Le « planning » démographique et la capacité de charge écologique et agricole du territoire québécois : il va de soi que ces deux leviers de «l’habitabilité» du territoire n’ont pas été pensés de concert par nos gouvernants. 😉
Notre société vieillissante fut « modélisée » par nos démographes il y a de cela des décennies. Mais, justement, ce sont des démographes, pas des écologistes brevetés. 😉
Nos gouvernants (fonctionnaires experts et élu.e.s) n’en ont toujours eu que pour « la croissance », maintenue par le rapport travailleurs actifs / inactifs, entre autres facteurs et considérations. Et le maintien de ce rapport passe par l’immigration. D’où la croissance démographique.
Les externalités ont conséquemment crû : destruction des terres agricoles et des milieux écologiques (ou de ce qu’il en restait déjà) par l’expansion des banlieues, pollution tous azimuts et coûts de dépollution croissants, bouchons de circulation et nids de poule gigantesques 😉 etc.
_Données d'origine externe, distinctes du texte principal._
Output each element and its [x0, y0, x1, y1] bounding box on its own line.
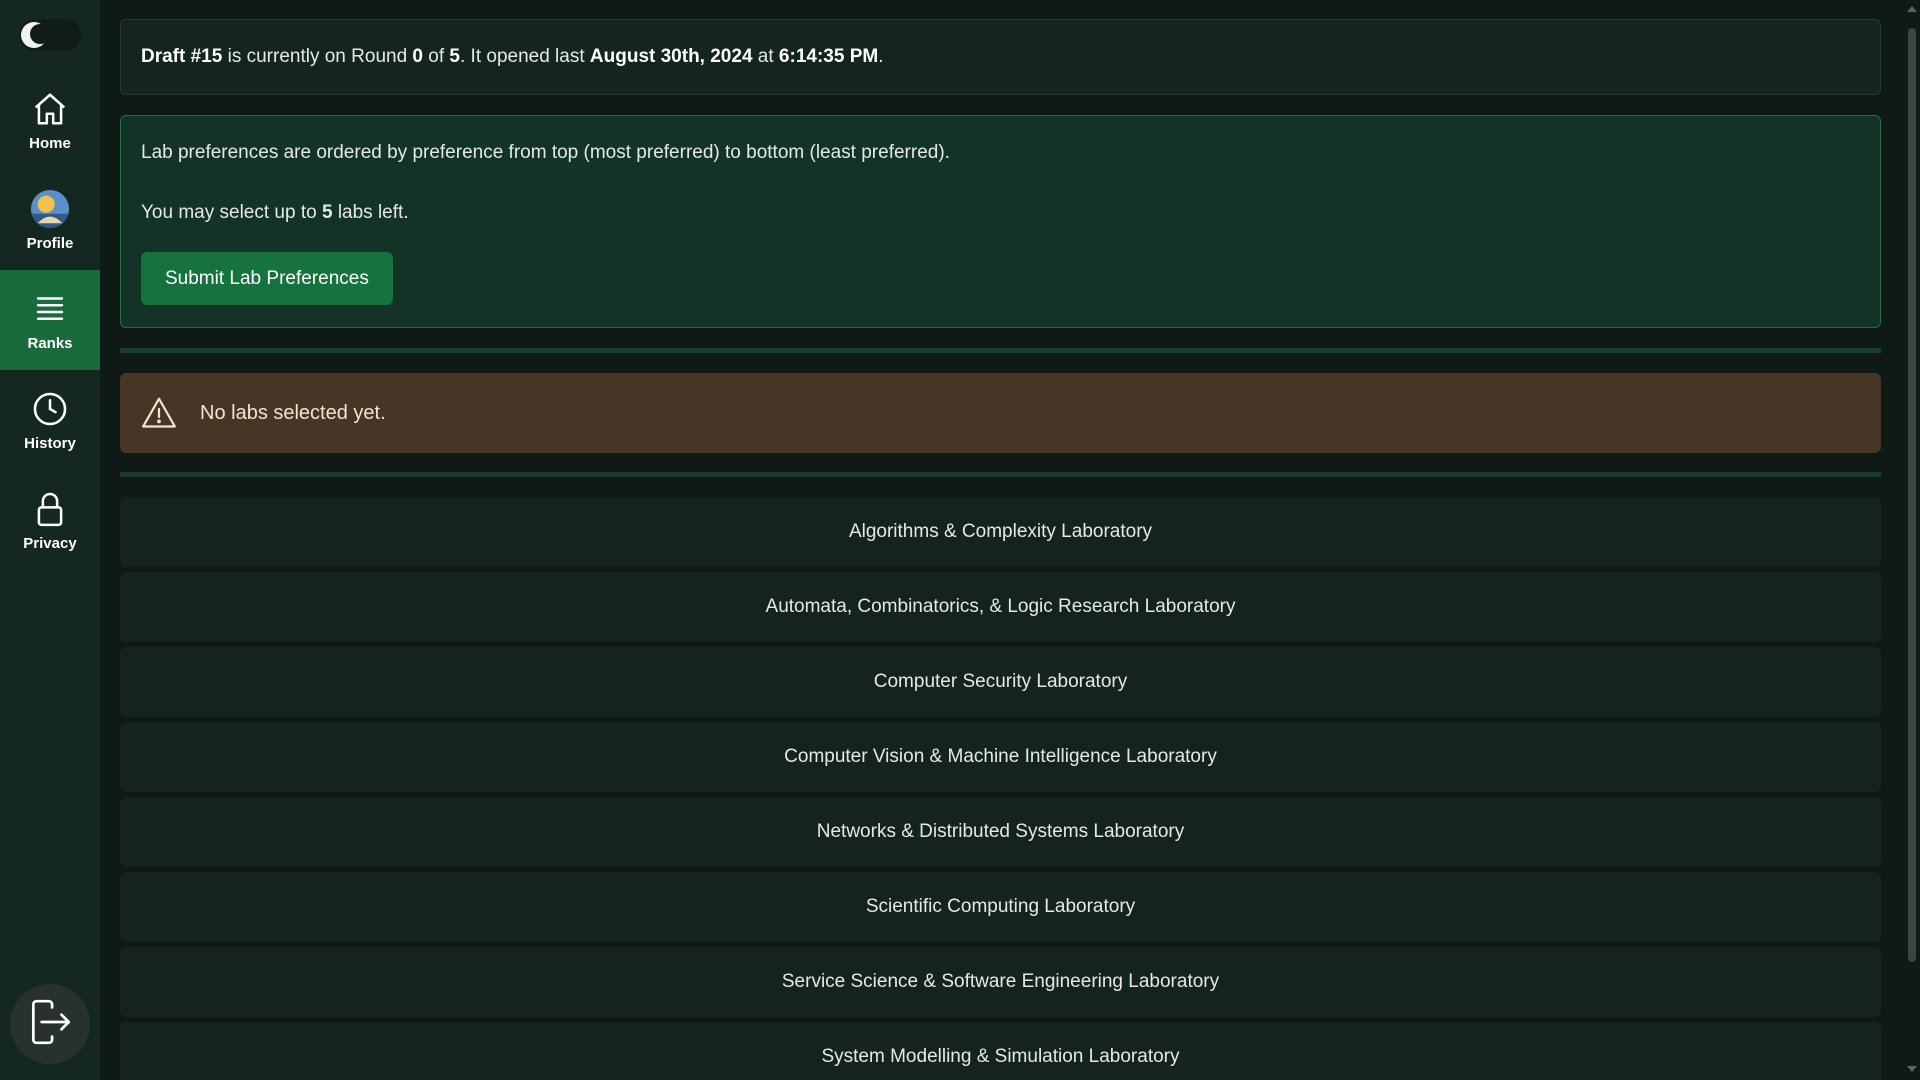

Et lorsque nos descendants (déjà présents et futurs) seront passés dans l’ère technicienne « post-combustibles fossiles »… et qu’ils devront retourner aux champs pour se nourrir… 😉
Bonjour Monsieur Mead
Avez-vous réfléchi, ou connaissez-vous quelqu’un qui a réfléchi à ce qui pourrait remplacer le système capitaliste basé sur la croissance? Ce système que vous décrivez comme étant dommageable pour l’environnement planétaire, idée à laquelle j’adhère.